So instead of fixing the left edge by saying
on(4, u = 0, v =0)
I want to assign a force that depends on the displacement. That is a simple string force with a high stiffness coefficient.
This was my attempt:
// Parameters
real E = 2230e6;
real nu = 0.4;
real f = 10e4;
real k = 1e6;
// Mesh
mesh Th = square(5, 2, [x,y * 0.5]);
// Fespace
fespace Vh(Th, P2);
Vh u, v, vold, uold;
Vh uu, vv;
Vh sxx, syy, sxy;
Vh rx, ry;
// Macro
real sqrt2=sqrt(2.);
macro epsilon(u1,u2) [dx(u1),dy(u2),(dy(u1)+dx(u2))/sqrt2] //
// The sqrt2 is because we want: epsilon(u1,u2)'* epsilon(v1,v2) = epsilon(u): epsilon(v)
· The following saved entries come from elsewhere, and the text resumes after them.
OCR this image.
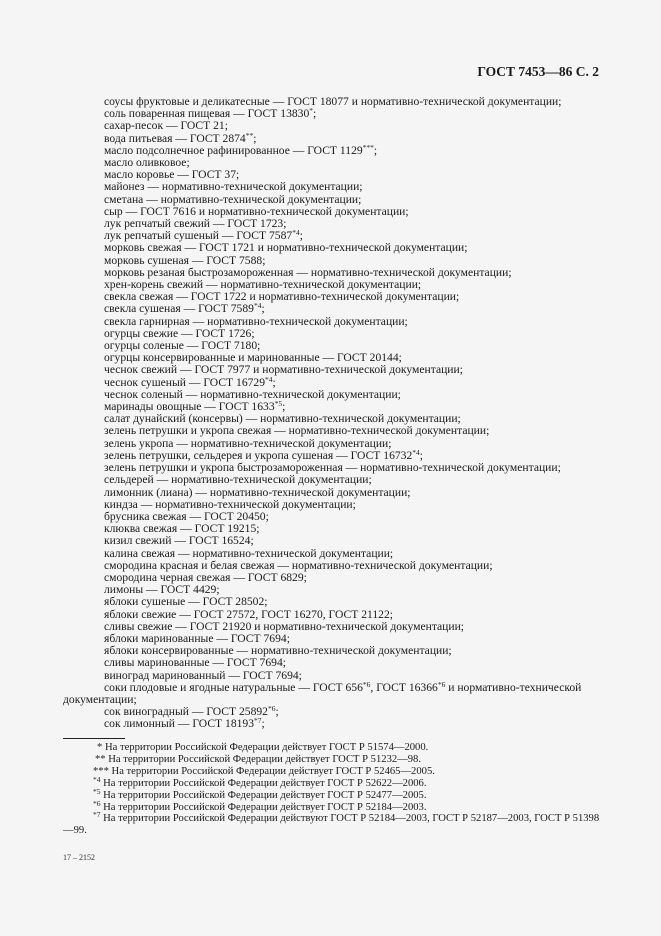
ГОСТ 7453—86 С. 2

соусы фруктовые и деликатесные — ГОСТ 18077 и нормативно-технической документации;

соль поваренная пищевая — ГОСТ 13830*;

сахар-песок — ГОСТ 21;

вода питьевая — ГОСТ 2874**;

масло подсолнечное рафинированное — ГОСТ 1129***;

масло оливковое;

масло коровье — ГОСТ 37;

майонез — нормативно-технической документации;

сметана — нормативно-технической документации;

сыр — ГОСТ 7616 и нормативно-технической документации;

лук репчатый свежий — ГОСТ 1723;

лук репчатый сушеный — ГОСТ 7587$^{*4}$;

морковь свежая — ГОСТ 1721 и нормативно-технической документации;

морковь сушеная — ГОСТ 7588;

морковь резаная быстрозамороженная — нормативно-технической документации;

хрен-корень свежий — нормативно-технической документации;

свекла свежая — ГОСТ 1722 и нормативно-технической документации;

свекла сушеная — ГОСТ 7589$^{*4}$;

свекла гарнирная — нормативно-технической документации;

огурцы свежие — ГОСТ 1726;

огурцы соленые — ГОСТ 7180;

огурцы консервированные и маринованные — ГОСТ 20144;

чеснок свежий — ГОСТ 7977 и нормативно-технической документации;

чеснок сушеный — ГОСТ 16729$^{*4}$;

чеснок соленый — нормативно-технической документации;

маринады овощные — ГОСТ 1633$^{*5}$;

салат дунайский (консервы) — нормативно-технической документации;

зелень петрушки и укропа свежая — нормативно-технической документации;

зелень укропа — нормативно-технической документации;

зелень петрушки, сельдерея и укропа сушеная — ГОСТ 16732$^{*4}$;

зелень петрушки и укропа быстрозамороженная — нормативно-технической документации;

сельдерей — нормативно-технической документации;

лимонник (лиана) — нормативно-технической документации;

киндза — нормативно-технической документации;

брусника свежая — ГОСТ 20450;

клюква свежая — ГОСТ 19215;

кизил свежий — ГОСТ 16524;

калина свежая — нормативно-технической документации;

смородина красная и белая свежая — нормативно-технической документации;

смородина черная свежая — ГОСТ 6829;

лимоны — ГОСТ 4429;

яблоки сушеные — ГОСТ 28502;

яблоки свежие — ГОСТ 27572, ГОСТ 16270, ГОСТ 21122;

сливы свежие — ГОСТ 21920 и нормативно-технической документации;

яблоки маринованные — ГОСТ 7694;

яблоки консервированные — нормативно-технической документации;

сливы маринованные — ГОСТ 7694;

виноград маринованный — ГОСТ 7694;

соки плодовые и ягодные натуральные — ГОСТ 656$^{*6}$, ГОСТ 16366$^{*6}$ и нормативно-технической документации;

сок виноградный — ГОСТ 25892$^{*6}$;

сок лимонный — ГОСТ 18193$^{*7}$;

* На территории Российской Федерации действует ГОСТ Р 51574—2000.

** На территории Российской Федерации действует ГОСТ Р 51232—98.

*** На территории Российской Федерации действует ГОСТ Р 52465—2005.

$^{*4}$ На территории Российской Федерации действует ГОСТ Р 52622—2006.

$^{*5}$ На территории Российской Федерации действует ГОСТ Р 52477—2005.

$^{*6}$ На территории Российской Федерации действует ГОСТ Р 52184—2003.

$^{*7}$ На территории Российской Федерации действуют ГОСТ Р 52184—2003, ГОСТ Р 52187—2003, ГОСТ Р 51398—99.

17 – 2152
macro div(u,v) ( dx(u)+dy(v) ) //
for (int i = 0; i < Th.nv; i++){
uold[](i) = Th(i).x;
vold[](i) = Th(i).y;
}
// Problem
real mu= E/(2*(1+nu));
real lambda = E*nu/((1+nu)*(1-2*nu));
solve lame([u, v, uold, vold], [uu, vv])
= int2d(Th)(
lambda * div(u, v) * div(uu, vv)
+ 2.*mu * ( epsilon(u,v)' * epsilon(uu,vv) )
)
- int1d(Th, 2)(
f*uu
)
- int1d(Th, 4)([k * 1000 * (u - uold), k * (v - vold)]' * [uu, vv])
// + on(4, u=0)
// + on(4, u=0)
// + on(1, v=0)
;
But it does not seem to work, for some reason. Is there any other way to do this? I don’t seem to be able to figure it out.